The project is devoted to regulatory approaches in the context of digitalisation that are based on the findings of behavioural economics (so-called law-and-behavioural-economics approach), using the examples of privacy-friendly data protection default settings and “nudging as an instrument of government”.
Classically, state regulation for the protection of citizens goes back to the notion of behavioural guidance through orders and prohibitions on the one hand, and through incentives like taxes and subsidies on the other. Both regulatory models assume that the law-abiding and (purely) rationally acting person orients his actions as homo oeconomicus to legal requirements in order to avoid disadvantages and obtain advantages. Essentially, data protection law also adheres to this concept, since it is after all based on a prohibition with permissive reservations (Art. 6, 9 GDPR).

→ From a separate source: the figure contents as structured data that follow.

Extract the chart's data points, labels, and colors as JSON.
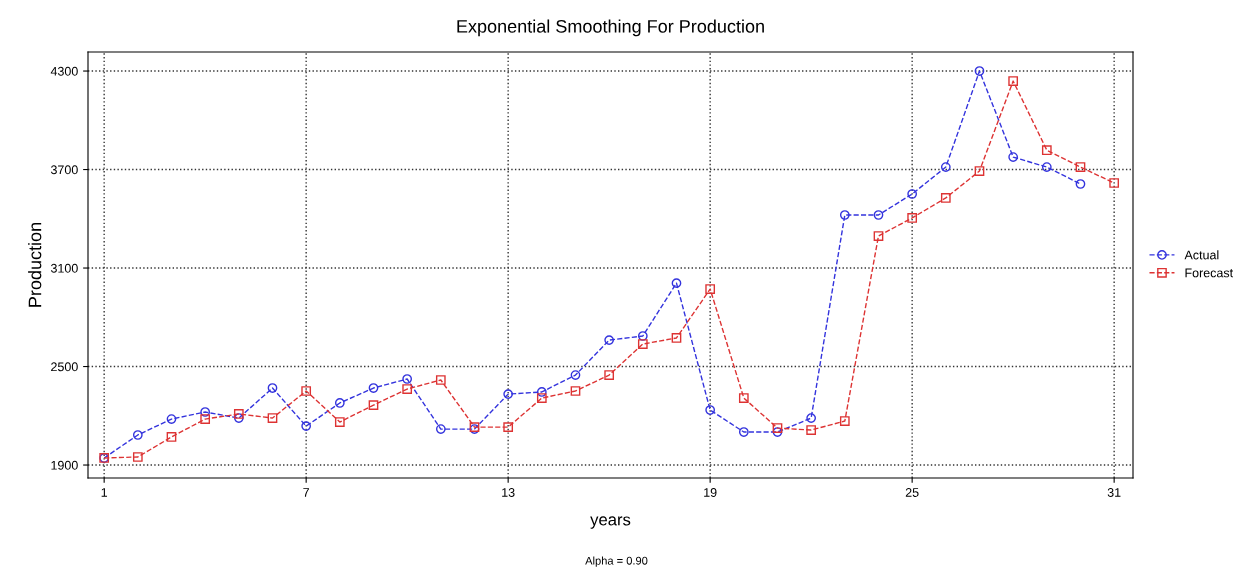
{
  "chart_data": {
    "type": "line",
    "title": "Exponential Smoothing For Production",
    "xlabel": "years",
    "ylabel": "Production",
    "annotations": [
      "Alpha = 0.90"
    ],
    "x": [
      1,
      2,
      3,
      4,
      5,
      6,
      7,
      8,
      9,
      10,
      11,
      12,
      13,
      14,
      15,
      16,
      17,
      18,
      19,
      20,
      21,
      22,
      23,
      24,
      25,
      26,
      27,
      28,
      29,
      30,
      31
    ],
    "series": [
      {
        "name": "Actual",
        "color": "#3333dd",
        "marker": "circle",
        "values": [
          1943,
          2083,
          2180,
          2223,
          2186,
          2369,
          2137,
          2278,
          2369,
          2424,
          2119,
          2119,
          2332,
          2345,
          2448,
          2661,
          2686,
          3008,
          2235,
          2101,
          2101,
          2186,
          3423,
          3423,
          3551,
          3715,
          4300,
          3776,
          3715,
          3612,
          null
        ]
      },
      {
        "name": "Forecast",
        "color": "#dd3333",
        "marker": "square",
        "values": [
          1943,
          1949,
          2071,
          2180,
          2211,
          2186,
          2351,
          2162,
          2265,
          2363,
          2418,
          2131,
          2131,
          2308,
          2351,
          2448,
          2637,
          2674,
          2972,
          2308,
          2125,
          2113,
          2168,
          3295,
          3405,
          3527,
          3691,
          4239,
          3818,
          3715,
          3618
        ]
      }
    ],
    "xlim": [
      0.52,
      31.56
    ],
    "xticks": [
      1,
      7,
      13,
      19,
      25,
      31
    ],
    "ylim": [
      1821,
      4416
    ],
    "yticks": [
      1900,
      2500,
      3100,
      3700,
      4300
    ],
    "grid": true,
    "legend": "right",
    "line_style": "dashed"
  }
}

However, modern behavioural studies are increasingly questioning the homo oeconomicus model and producing specific research on how people actually behave: bounded rationality. The best-known example of this is that people adhere to default behaviours even if there is no rational economic reason for this (so-called “default effect”). Regulatory models can be developed on this basis that no longer appeal to people as rational beings, but rather attempt to exploit or at least decrease their irrationality. So-called nudging or de-biasing is the subject of intensive discussion in government and academia. It has become known in political philosophy as “liberal paternalism”.
Digitalisation in particular offers countless possibilities of making use of nudging – to the benefit as well as at the expense of individuals. For example, on the Internet it has become customary over time for controllers to obtain the consent required in data processing via a preset option (so-called opt-out). The GDPR intends to counteract the possibility that service providers exploit behavioural economic circumstances to the disadvantage of those affected: it prohibits consent defaults in certain situations (Art. 2  GDPR). As clear as this requirement appears, it amounts to little in practice: major Internet companies have been attempting from the start to evade this prohibition. For example, through a tendentious presentation of the decision situation or by suggesting or actually imposing a decision compulsion on users. The exact legal limits will for long remain disputed.
The state is also increasingly attempting not just to impel citizens expressly to desired behaviour normatively through prohibitions, but also through cleverly designed decision architectures that nudge them in a particular direction if this promises to achieve the regulatory goal in a more economical manner. Particularly for the transition from classic presence administration to e-government, this would appear to be a feasible method of getting citizens to move in this direction and also actually make use of the new electronic offers.